Ces témoins se nommaient Christine, Irène, Albert, Alain, Daniel, Stéphanie, Brigitte, Séverine, et bien d'autres. Séverine fut celle que j'appelais souvent lorsque j'avais besoin d'aide, car je la savais silencieuse et respectueuse dans la droiture de l'âme, bien qu'elle fut tonitruante face aux ignominies des hommes. Droite comme un chêne, sonore comme l'orage qui passe à ses heures, d'amour offert, Séverine le Ru comme d'un ru abreuvant la terre qui a besoin d'eau mesurée pour vivre. Elle était grande comme une âme qui veut s'élever, forte comme un soleil qui resplendit les jours de pluie. Elle fut combattue par ceux qui avaient vu, pour que je puisse agir sans être attaqué.

- Il existe une loi dans le monde qui exige une protection sur ce qui descend d'en haut pour que vive l'en bas, me dit mon ami ensoleillé. Elle est d'autant plus active lorsque le passeur vérifie un fait nouveau avant qu'il ne donne à la lumière terrestre ce qui est nouveau, car c'est un sacrifice que d'accepter d'être un passeur de pensées en actions. Je te protège. Il est donc normal que ton amie terrestre ait eu à subir le contrecoup de ton action. C'est un sacrifice consenti de sa part avant de naître. Nous l'honorons et nous l'honorerons de bien des manières, bien qu'un sacrifice soit un don, car elle a permis que cela soit. Il y a foule d'âmes qui nous servent le cœur joyeux, sans savoir qu'elles nous servent. Elles aiment.

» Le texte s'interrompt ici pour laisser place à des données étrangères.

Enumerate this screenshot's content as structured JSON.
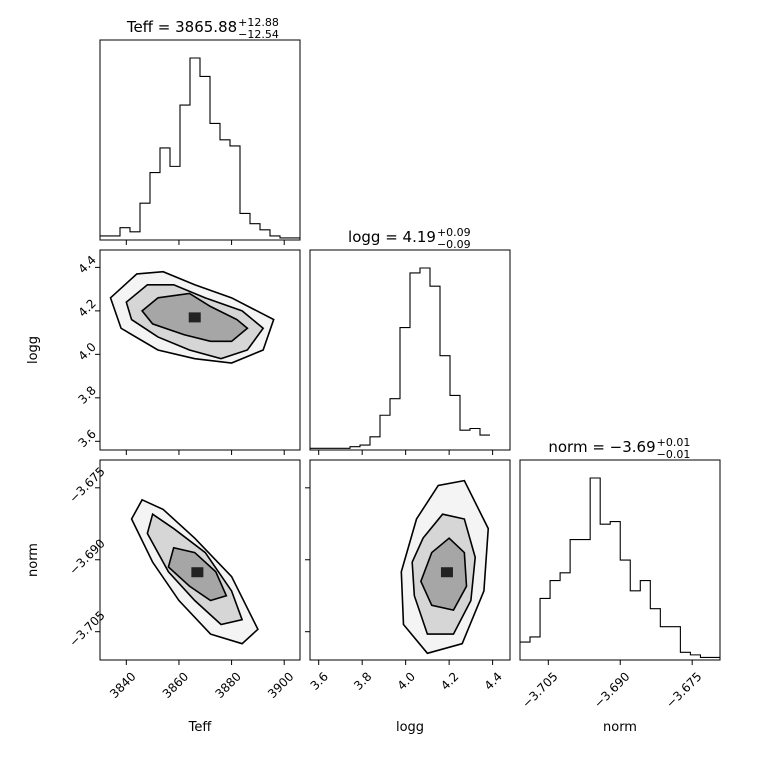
{
  "colors": {
    "ink": "#000000",
    "background": "#ffffff"
  },
  "chart_data": {
    "type": "corner",
    "parameters": [
      {
        "name": "Teff",
        "title_label": "Teff",
        "title_value": "3865.88",
        "title_plus": "+12.88",
        "title_minus": "−12.54",
        "range": [
          3830,
          3906
        ],
        "ticks": [
          3840,
          3860,
          3880,
          3900
        ],
        "tick_labels": [
          "3840",
          "3860",
          "3880",
          "3900"
        ],
        "hist_edges_start": 3830,
        "hist_bin_width": 3.8,
        "hist_counts": [
          2,
          2,
          6,
          4,
          18,
          33,
          45,
          36,
          66,
          89,
          80,
          57,
          49,
          46,
          13,
          8,
          5,
          2,
          1,
          1
        ]
      },
      {
        "name": "logg",
        "title_label": "logg",
        "title_value": "4.19",
        "title_plus": "+0.09",
        "title_minus": "−0.09",
        "range": [
          3.56,
          4.48
        ],
        "ticks": [
          3.6,
          3.8,
          4.0,
          4.2,
          4.4
        ],
        "tick_labels": [
          "3.6",
          "3.8",
          "4.0",
          "4.2",
          "4.4"
        ],
        "hist_edges_start": 3.56,
        "hist_bin_width": 0.046,
        "hist_counts": [
          1,
          1,
          1,
          1,
          2,
          3,
          8,
          21,
          31,
          74,
          107,
          110,
          99,
          57,
          33,
          12,
          13,
          9
        ]
      },
      {
        "name": "norm",
        "title_label": "norm",
        "title_value": "−3.69",
        "title_plus": "+0.01",
        "title_minus": "−0.01",
        "range": [
          -3.7109,
          -3.6692
        ],
        "ticks": [
          -3.705,
          -3.69,
          -3.675
        ],
        "tick_labels": [
          "−3.705",
          "−3.690",
          "−3.675"
        ],
        "hist_edges_start": -3.7109,
        "hist_bin_width": 0.00209,
        "hist_counts": [
          7,
          9,
          24,
          31,
          34,
          47,
          47,
          71,
          53,
          54,
          39,
          27,
          31,
          20,
          13,
          13,
          3,
          2,
          1,
          1
        ]
      }
    ],
    "pairs": [
      {
        "x": "Teff",
        "y": "logg",
        "center": [
          3866,
          4.17
        ],
        "contours": [
          [
            [
              3852,
              4.26
            ],
            [
              3864,
              4.28
            ],
            [
              3872,
              4.22
            ],
            [
              3882,
              4.16
            ],
            [
              3886,
              4.12
            ],
            [
              3880,
              4.06
            ],
            [
              3872,
              4.06
            ],
            [
              3862,
              4.09
            ],
            [
              3850,
              4.14
            ],
            [
              3846,
              4.2
            ]
          ],
          [
            [
              3848,
              4.32
            ],
            [
              3858,
              4.32
            ],
            [
              3870,
              4.26
            ],
            [
              3884,
              4.2
            ],
            [
              3892,
              4.12
            ],
            [
              3886,
              4.02
            ],
            [
              3876,
              3.98
            ],
            [
              3864,
              4.02
            ],
            [
              3852,
              4.08
            ],
            [
              3842,
              4.16
            ],
            [
              3840,
              4.24
            ]
          ],
          [
            [
              3844,
              4.37
            ],
            [
              3854,
              4.38
            ],
            [
              3866,
              4.32
            ],
            [
              3880,
              4.26
            ],
            [
              3896,
              4.16
            ],
            [
              3892,
              4.02
            ],
            [
              3880,
              3.96
            ],
            [
              3866,
              3.98
            ],
            [
              3852,
              4.02
            ],
            [
              3838,
              4.12
            ],
            [
              3834,
              4.26
            ]
          ]
        ]
      },
      {
        "x": "Teff",
        "y": "norm",
        "center": [
          3867,
          -3.6926
        ],
        "contours": [
          [
            [
              3858,
              -3.6875
            ],
            [
              3866,
              -3.6885
            ],
            [
              3874,
              -3.6925
            ],
            [
              3878,
              -3.6975
            ],
            [
              3872,
              -3.6985
            ],
            [
              3864,
              -3.6955
            ],
            [
              3856,
              -3.6915
            ]
          ],
          [
            [
              3850,
              -3.6805
            ],
            [
              3858,
              -3.6835
            ],
            [
              3870,
              -3.6885
            ],
            [
              3880,
              -3.6965
            ],
            [
              3884,
              -3.7025
            ],
            [
              3876,
              -3.7035
            ],
            [
              3866,
              -3.6985
            ],
            [
              3856,
              -3.6925
            ],
            [
              3848,
              -3.6845
            ]
          ],
          [
            [
              3846,
              -3.6775
            ],
            [
              3854,
              -3.6795
            ],
            [
              3866,
              -3.6855
            ],
            [
              3880,
              -3.6935
            ],
            [
              3890,
              -3.7045
            ],
            [
              3884,
              -3.7075
            ],
            [
              3872,
              -3.7055
            ],
            [
              3860,
              -3.6985
            ],
            [
              3850,
              -3.6905
            ],
            [
              3842,
              -3.6815
            ]
          ]
        ]
      },
      {
        "x": "logg",
        "y": "norm",
        "center": [
          4.19,
          -3.6926
        ],
        "contours": [
          [
            [
              4.12,
              -3.6885
            ],
            [
              4.2,
              -3.6855
            ],
            [
              4.27,
              -3.6885
            ],
            [
              4.28,
              -3.6955
            ],
            [
              4.22,
              -3.7005
            ],
            [
              4.12,
              -3.6995
            ],
            [
              4.07,
              -3.6945
            ]
          ],
          [
            [
              4.08,
              -3.6855
            ],
            [
              4.17,
              -3.6805
            ],
            [
              4.27,
              -3.6815
            ],
            [
              4.32,
              -3.6895
            ],
            [
              4.3,
              -3.6985
            ],
            [
              4.22,
              -3.7055
            ],
            [
              4.1,
              -3.7055
            ],
            [
              4.04,
              -3.6975
            ],
            [
              4.03,
              -3.6905
            ]
          ],
          [
            [
              4.05,
              -3.6815
            ],
            [
              4.15,
              -3.6745
            ],
            [
              4.27,
              -3.6735
            ],
            [
              4.38,
              -3.6835
            ],
            [
              4.36,
              -3.6965
            ],
            [
              4.26,
              -3.7075
            ],
            [
              4.1,
              -3.7095
            ],
            [
              3.99,
              -3.7035
            ],
            [
              3.98,
              -3.6925
            ]
          ]
        ]
      }
    ]
  }
}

Elles aiment tant qu'elles sont semblables à nos rayons. Elles arriveront avant beaucoup d'autres sur le sentier. Continue... ! Jean !

- Cette dame allongée sur la mousse humide de septembre portait un mot ciselé sur son front : Temple. Il était mot et image. Cela m'a beaucoup impressionné. Ce mot était aussi son nom. Il fallait bien que je m'y arrête pour découvrir ce qu'elle renfermait entre ses murs, cette vie devenue inoccupée ! Je la déposai sur un lit en draps de lin blancs. Elle n'avait ni chaud ni froid. Moins encore faim ni soif. Rien ! Seul, son cœur battait sous sa peau. Seule, sa respiration racontait une vie en soi ; tout ! Le rythme ! Je la déposai sur son lit blanc. Je vivais, en esprit, l'action de l'aliter sur un autel de marbre blanc, brillant au soleil de midi, quand l'aurore a fini d'achever d'établir son règne. Chaque matin, je vivais intérieurement et intensément cette image. Il n'y eut pas une aurore où j'oubliais de penser son autel dans son temple. C'était un recueillement. Ne jamais aller vers un malade sans oublier de saluer le temple qu'il est, avant tous soins. Je m'inclinai donc en pensée. C'est un rythme qui ensemence la vie. N'est-ce pas ce que je voulais pour elle ? Réensemencer sa vie !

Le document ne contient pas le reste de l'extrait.